In this study, we evaluated the cognitive performance of mice submitted to a model of hypercholesterolemia, as well as its relationship with mitochondrial dysfunction and oxidative
stress, two key events involved in AD pathogenesis. Wildtype C57bI/6 or low density lipoprotein receptor (LDLr)-deficient mice were fed with either standard or cholesterol-enriched diet for a 4-week period and tested for spatial learning and memory in the object location learn more task. LDLr-/- mice displayed spatial learning and memory impairments regardless of diet. Moreover, LDLr-/- mice fed cholesterol-enriched diet presented a significant decrease in the mitochondrial complexes I and II activities in the cerebral cortex, which were negatively correlated with respective blood cholesterol levels. Additionally, hypercholesterolemic LDLr-/- mice presented a significant decrease in glutathione levels, about 40% increase in the thiobarbituric acid-reactive substances levels, as well as an imbalance between the peroxide-removing-related enzymes glutathione peroxidase/glutathione reductase activities in the cerebral cortex. These findings indicate a significant relationship between hypercholesterolemia, cognitive impairment, and cortico-cerebral mitochondrial dysfunctional/oxidative stress. Because of the involvement of such alterations
in AD patients, our data render this mouse model of hypercholesterolemia a useful approach to comprehend the molecular events mediating AD pathogenesis. (C) 2011 IBRO. Published by Elsevier Ltd. All rights reserved.”

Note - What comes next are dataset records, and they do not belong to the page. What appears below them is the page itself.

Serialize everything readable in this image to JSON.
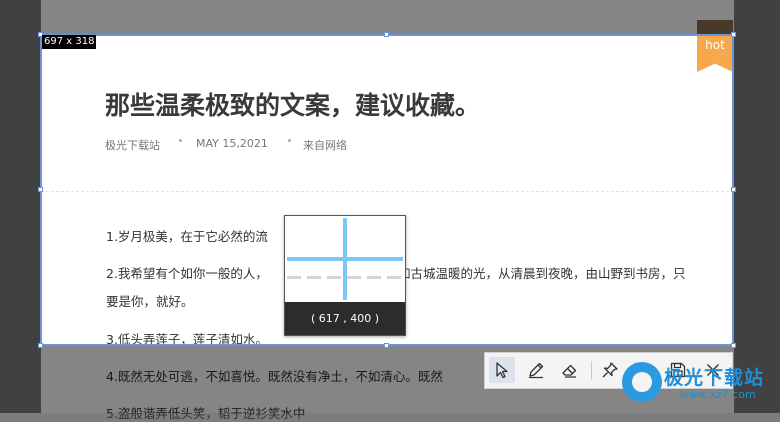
{
  "article": {
    "title": "那些温柔极致的文案，建议收藏。",
    "meta": {
      "site": "极光下载站",
      "date": "MAY 15,2021",
      "source": "来自网络"
    },
    "paragraphs": [
      {
        "text": "1.岁月极美，在于它必然的流"
      },
      {
        "text": "2.我希望有个如你一般的人，"
      },
      {
        "text": "如古城温暖的光，从清晨到夜晚，由山野到书房，只"
      },
      {
        "text": "要是你，就好。"
      },
      {
        "text": "3.低头弄莲子，莲子清如水。"
      },
      {
        "text": "4.既然无处可逃，不如喜悦。既然没有净土，不如清心。既然"
      },
      {
        "text": "5.盗般谐弄低头笑，韬于逆衫笑水中"
      }
    ],
    "hot_badge": "hot"
  },
  "capture": {
    "size_label": "697 x 318",
    "magnifier_coords": "( 617 , 400 )"
  },
  "toolbar": {
    "tools": [
      {
        "name": "select-arrow-icon",
        "active": true
      },
      {
        "name": "pen-icon",
        "active": false
      },
      {
        "name": "eraser-icon",
        "active": false
      },
      {
        "name": "pin-icon",
        "active": false
      },
      {
        "name": "copy-icon",
        "active": false
      },
      {
        "name": "save-icon",
        "active": false
      },
      {
        "name": "close-icon",
        "active": false
      }
    ]
  },
  "watermark": {
    "title": "极光下载站",
    "url": "www.xz7.com"
  },
  "colors": {
    "selection_border": "#6a95d8",
    "crosshair": "#7cc7f4",
    "hot_badge": "#f6a84a",
    "watermark": "#1e8fd6"
  }
}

“Background In accordance with WHO guidelines, people with HIV infection in Botswana receive daily isoniazid preventive therapy Mocetinostat solubility dmso against tuberculosis without obtaining a tuberculin skin test, but duration of prophylaxis is restricted to 6 months. We aimed to assess effectiveness of extended isoniazid therapy.
Methods In our randomised, double-blind, placebo-controlled trial we enrolled adults
infected with HIV aged 18 years or older at government HIV-care clinics in Botswana. Exclusion criteria included current illness such as cough and an abnormal chest radiograph without antecedent tuberculosis or pneumonia. Eligible individuals were randomly allocated (1:1) to receive 6 months’ open-label isoniazid followed by 30 months’ masked placebo (control IPI-549 price group) or 6 months’ open-label isoniazid followed by 30 months’ masked isoniazid (continued isoniazid group) on the basis of a computer-generated randomisation list with permuted blocks of ten at each clinic. Antiretroviral therapy was provided if participants had CD4-positive lymphocyte counts of fewer than 200 cells per mu L. We used Cox regression analysis and the log-rank test to compare incident tuberculosis in the groups. Cox regression models were used to estimate the effect of antiretroviral therapy. The trial is registered at ClinicalTrials.gov, number NCT00164281.
Findings Between Nov 26, 2004, and July 3, 2009, we recorded 34 (3.